平成年間の後半となると、『小倉の鬼』の異名を持つ【メイショウカイドウ】や、9~10歳で連覇を達成した【アサカディフィート】などが勝っています。1997~2007年の11年間で、2桁人気馬が5勝をするなど、ベテランが激走することも時折見られました。
第38回 | 2004年2月8日 | メイショウバトラー | 牝4 | 1:49.1 |
第39回 | 2005年2月6日 | メイショウカイドウ | 牡6 | 1:46.4 |
第40回 | 2006年2月4日 | メジロマイヤー | 牡7 | 1:47.2 |
第41回 | 2007年2月3日 | アサカディフィート | 騸9 | 1:46.8 |
第42回 | 2008年2月9日 | アサカディフィート | 騸10 | 1:47.7 |
第43回 | 2009年2月7日 | サンライズマックス | 牡5 | 1:44.9 |
平成20年代後半からはやや人気サイドでの決着が増えてきていますが、2021年にはテリトーリアルが11番人気で優勝するなど、その波乱含みの空気感は今なお健在です。

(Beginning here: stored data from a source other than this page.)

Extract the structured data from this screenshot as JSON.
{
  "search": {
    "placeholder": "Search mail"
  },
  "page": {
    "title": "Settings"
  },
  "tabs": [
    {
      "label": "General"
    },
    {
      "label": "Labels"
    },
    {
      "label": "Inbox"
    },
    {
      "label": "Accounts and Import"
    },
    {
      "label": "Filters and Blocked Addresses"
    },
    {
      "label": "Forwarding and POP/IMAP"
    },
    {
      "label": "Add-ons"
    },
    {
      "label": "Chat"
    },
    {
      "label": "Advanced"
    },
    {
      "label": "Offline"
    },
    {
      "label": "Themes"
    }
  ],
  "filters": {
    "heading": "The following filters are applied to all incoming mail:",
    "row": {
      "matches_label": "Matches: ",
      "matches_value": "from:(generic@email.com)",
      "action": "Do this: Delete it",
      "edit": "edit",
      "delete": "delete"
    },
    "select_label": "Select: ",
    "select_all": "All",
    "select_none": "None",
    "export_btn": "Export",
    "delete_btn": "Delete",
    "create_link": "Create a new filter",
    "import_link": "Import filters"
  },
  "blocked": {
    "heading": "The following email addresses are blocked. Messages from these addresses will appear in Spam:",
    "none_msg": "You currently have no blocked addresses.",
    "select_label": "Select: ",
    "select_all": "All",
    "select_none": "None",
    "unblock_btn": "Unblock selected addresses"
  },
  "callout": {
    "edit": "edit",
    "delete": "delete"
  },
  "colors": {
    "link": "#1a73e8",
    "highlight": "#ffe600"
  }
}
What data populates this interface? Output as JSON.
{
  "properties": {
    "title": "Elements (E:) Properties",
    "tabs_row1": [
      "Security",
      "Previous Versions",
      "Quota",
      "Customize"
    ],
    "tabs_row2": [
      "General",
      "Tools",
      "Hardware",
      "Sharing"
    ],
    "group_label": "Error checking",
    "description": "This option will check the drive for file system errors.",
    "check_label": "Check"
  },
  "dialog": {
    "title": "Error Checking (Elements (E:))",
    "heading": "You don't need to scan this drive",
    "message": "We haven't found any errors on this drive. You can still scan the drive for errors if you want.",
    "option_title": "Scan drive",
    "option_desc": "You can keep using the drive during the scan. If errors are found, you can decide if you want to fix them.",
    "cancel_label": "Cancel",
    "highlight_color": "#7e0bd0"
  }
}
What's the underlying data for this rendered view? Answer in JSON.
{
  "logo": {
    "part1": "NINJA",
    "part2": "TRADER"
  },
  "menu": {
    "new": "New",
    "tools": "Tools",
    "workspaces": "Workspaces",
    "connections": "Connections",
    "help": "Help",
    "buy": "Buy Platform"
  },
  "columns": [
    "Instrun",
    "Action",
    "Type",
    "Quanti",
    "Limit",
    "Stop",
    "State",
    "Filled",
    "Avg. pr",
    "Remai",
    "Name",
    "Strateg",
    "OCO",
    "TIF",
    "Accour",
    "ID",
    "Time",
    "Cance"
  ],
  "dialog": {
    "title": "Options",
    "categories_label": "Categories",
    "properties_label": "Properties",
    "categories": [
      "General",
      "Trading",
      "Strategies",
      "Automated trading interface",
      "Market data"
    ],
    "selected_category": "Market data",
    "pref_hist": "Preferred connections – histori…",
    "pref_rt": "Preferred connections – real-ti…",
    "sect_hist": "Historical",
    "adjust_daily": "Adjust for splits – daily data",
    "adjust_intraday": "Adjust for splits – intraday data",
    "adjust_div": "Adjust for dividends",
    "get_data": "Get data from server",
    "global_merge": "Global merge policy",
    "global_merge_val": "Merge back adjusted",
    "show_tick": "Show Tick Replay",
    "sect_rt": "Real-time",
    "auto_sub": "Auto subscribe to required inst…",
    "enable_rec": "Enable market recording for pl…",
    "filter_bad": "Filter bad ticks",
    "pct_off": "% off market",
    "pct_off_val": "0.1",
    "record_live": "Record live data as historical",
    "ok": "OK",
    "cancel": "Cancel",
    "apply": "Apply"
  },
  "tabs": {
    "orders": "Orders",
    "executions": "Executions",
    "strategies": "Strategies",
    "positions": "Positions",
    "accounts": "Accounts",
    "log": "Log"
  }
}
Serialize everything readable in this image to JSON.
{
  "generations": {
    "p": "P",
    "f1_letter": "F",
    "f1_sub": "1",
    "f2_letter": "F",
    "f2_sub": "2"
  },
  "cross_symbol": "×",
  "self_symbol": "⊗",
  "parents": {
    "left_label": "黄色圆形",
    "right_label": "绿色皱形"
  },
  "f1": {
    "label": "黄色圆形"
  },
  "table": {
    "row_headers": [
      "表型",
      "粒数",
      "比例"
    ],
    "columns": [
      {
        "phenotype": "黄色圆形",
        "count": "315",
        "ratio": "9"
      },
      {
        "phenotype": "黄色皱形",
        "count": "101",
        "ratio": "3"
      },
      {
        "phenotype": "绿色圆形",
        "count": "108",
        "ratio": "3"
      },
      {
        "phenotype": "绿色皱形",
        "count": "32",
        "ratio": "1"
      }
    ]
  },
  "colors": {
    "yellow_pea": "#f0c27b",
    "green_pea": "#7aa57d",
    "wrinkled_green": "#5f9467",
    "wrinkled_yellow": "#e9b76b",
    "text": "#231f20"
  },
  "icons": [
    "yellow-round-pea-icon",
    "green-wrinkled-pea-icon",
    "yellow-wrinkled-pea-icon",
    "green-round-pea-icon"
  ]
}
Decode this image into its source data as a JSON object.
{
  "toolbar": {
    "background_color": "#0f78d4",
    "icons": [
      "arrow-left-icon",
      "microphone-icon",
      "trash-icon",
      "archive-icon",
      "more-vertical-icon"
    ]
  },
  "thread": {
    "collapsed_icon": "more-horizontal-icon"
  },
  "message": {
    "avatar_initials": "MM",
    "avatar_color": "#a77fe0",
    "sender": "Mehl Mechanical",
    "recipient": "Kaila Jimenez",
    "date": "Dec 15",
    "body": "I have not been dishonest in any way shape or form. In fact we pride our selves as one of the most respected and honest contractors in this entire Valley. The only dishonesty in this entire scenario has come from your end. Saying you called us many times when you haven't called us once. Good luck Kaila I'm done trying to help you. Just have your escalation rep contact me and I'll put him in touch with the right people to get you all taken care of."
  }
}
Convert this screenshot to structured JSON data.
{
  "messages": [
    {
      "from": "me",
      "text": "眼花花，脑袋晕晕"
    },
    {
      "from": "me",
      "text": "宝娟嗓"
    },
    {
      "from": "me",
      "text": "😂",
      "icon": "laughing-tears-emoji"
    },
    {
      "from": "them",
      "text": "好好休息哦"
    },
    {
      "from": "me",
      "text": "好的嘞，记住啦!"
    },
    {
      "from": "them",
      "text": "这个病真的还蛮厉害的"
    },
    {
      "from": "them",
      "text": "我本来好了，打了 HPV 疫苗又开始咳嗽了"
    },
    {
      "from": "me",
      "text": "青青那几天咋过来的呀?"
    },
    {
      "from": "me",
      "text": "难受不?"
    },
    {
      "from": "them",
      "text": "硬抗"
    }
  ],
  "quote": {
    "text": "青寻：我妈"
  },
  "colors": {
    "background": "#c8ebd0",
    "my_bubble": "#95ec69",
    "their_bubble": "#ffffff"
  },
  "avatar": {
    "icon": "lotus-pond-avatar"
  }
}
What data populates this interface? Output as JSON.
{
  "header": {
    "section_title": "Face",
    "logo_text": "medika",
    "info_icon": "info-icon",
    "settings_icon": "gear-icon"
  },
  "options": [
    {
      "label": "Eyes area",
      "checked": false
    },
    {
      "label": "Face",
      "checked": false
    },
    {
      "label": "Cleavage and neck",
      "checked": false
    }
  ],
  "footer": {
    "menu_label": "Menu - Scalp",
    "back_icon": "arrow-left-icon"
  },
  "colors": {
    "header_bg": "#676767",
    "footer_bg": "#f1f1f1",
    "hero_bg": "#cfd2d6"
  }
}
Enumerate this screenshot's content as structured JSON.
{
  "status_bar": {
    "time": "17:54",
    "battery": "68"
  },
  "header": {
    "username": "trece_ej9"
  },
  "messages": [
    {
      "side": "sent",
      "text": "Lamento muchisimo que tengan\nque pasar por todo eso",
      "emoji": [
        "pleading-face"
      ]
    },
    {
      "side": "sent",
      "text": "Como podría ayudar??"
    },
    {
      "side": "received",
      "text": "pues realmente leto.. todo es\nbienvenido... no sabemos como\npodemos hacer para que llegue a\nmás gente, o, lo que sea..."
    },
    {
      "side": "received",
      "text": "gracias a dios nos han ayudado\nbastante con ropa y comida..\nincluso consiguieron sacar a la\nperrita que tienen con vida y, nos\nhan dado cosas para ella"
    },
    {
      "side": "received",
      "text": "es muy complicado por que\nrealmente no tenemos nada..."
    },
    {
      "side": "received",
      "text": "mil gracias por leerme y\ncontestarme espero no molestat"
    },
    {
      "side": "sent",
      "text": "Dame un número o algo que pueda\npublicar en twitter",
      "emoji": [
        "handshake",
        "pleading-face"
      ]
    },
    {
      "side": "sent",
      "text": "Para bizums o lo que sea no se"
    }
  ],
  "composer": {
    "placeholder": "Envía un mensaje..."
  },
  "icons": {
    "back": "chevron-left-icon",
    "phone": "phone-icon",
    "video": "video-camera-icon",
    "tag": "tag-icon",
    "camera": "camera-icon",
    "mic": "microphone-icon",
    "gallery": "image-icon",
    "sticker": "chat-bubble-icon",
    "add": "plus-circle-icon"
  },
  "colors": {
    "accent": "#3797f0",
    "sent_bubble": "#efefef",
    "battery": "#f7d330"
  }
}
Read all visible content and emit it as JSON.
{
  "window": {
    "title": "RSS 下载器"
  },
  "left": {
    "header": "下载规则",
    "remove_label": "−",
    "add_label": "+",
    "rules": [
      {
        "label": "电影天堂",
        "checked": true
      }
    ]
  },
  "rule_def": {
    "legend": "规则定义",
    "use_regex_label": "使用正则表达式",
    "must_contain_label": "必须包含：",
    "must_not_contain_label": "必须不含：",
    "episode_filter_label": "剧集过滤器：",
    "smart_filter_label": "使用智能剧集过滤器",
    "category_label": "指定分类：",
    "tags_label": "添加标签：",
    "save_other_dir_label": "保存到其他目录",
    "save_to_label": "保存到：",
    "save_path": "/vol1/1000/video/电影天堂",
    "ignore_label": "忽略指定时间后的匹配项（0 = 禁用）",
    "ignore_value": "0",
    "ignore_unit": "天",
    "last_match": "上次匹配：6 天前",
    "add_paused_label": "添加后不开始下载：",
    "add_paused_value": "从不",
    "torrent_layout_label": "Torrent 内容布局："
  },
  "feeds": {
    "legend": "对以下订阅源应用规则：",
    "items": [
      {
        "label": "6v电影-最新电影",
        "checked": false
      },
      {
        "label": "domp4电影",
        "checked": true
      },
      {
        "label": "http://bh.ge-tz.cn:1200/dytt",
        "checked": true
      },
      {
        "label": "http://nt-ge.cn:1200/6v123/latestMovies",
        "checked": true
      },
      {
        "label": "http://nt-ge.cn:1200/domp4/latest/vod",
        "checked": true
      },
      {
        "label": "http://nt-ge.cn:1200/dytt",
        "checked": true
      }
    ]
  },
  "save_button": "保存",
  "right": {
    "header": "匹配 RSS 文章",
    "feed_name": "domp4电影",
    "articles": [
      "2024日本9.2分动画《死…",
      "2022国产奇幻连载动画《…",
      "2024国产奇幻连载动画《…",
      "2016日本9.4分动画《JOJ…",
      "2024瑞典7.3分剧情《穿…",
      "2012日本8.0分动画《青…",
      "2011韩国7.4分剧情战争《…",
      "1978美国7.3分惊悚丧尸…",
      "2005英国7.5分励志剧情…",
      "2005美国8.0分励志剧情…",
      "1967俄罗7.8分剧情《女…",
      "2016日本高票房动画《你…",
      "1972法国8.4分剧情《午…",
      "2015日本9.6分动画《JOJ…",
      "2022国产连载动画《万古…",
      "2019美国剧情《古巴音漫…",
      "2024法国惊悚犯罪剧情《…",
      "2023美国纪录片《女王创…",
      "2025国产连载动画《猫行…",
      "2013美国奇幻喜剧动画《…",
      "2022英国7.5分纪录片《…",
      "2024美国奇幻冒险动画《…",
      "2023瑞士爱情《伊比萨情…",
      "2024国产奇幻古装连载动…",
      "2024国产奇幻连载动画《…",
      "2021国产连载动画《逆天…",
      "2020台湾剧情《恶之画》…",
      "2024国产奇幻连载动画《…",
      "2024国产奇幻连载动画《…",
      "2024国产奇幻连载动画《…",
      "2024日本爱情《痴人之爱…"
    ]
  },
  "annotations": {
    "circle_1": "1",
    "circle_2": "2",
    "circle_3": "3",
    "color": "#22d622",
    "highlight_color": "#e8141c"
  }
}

第50回 | 2016年2月21日 | 109.00 | アルバートドック | 牡4 | 1:46.7 |
第51回 | 2017年2月19日 | 109.75 | マルターズアポジー | 牡5 | 1:45.8 |
第52回 | 2018年2月18日 | 108.00 | トリオンフ | 騸4 | 1:46.1 |
第53回 | 2019年2月17日 | 106.00 | スティッフェリオ | 牡5 | 1:46.7 |
第54回 | 2020年2月23日 | 107.00 | カデナ | 牡6 | 1:48.3 |
第55回 | 2021年2月21日 | 109.25 | テリトーリアル | 牡7 | 1:45.5 |
第56回 | 2022年2月20日 | 110.25 | アリーヴォ | 牡4 | 1:49.2 |
上の表で2016年以降のレースレーティングを纏めましたが、2019年を底としてV字回復(?)を遂げています。2022年には遂に『G2の目安:110ポンド』を超えています。中距離1800mの重賞というのがやや減っている昨今(特に春)、この距離を得意とする馬が揃う舞台として独自性を出せています。
1990年代にレッツゴーターキンやサイレンススズカを輩出しているこの舞台が、初春から春そしてその先への飛躍に繋がることを願って、今年の「小倉大賞典」を楽しみにしましょう。ではまた。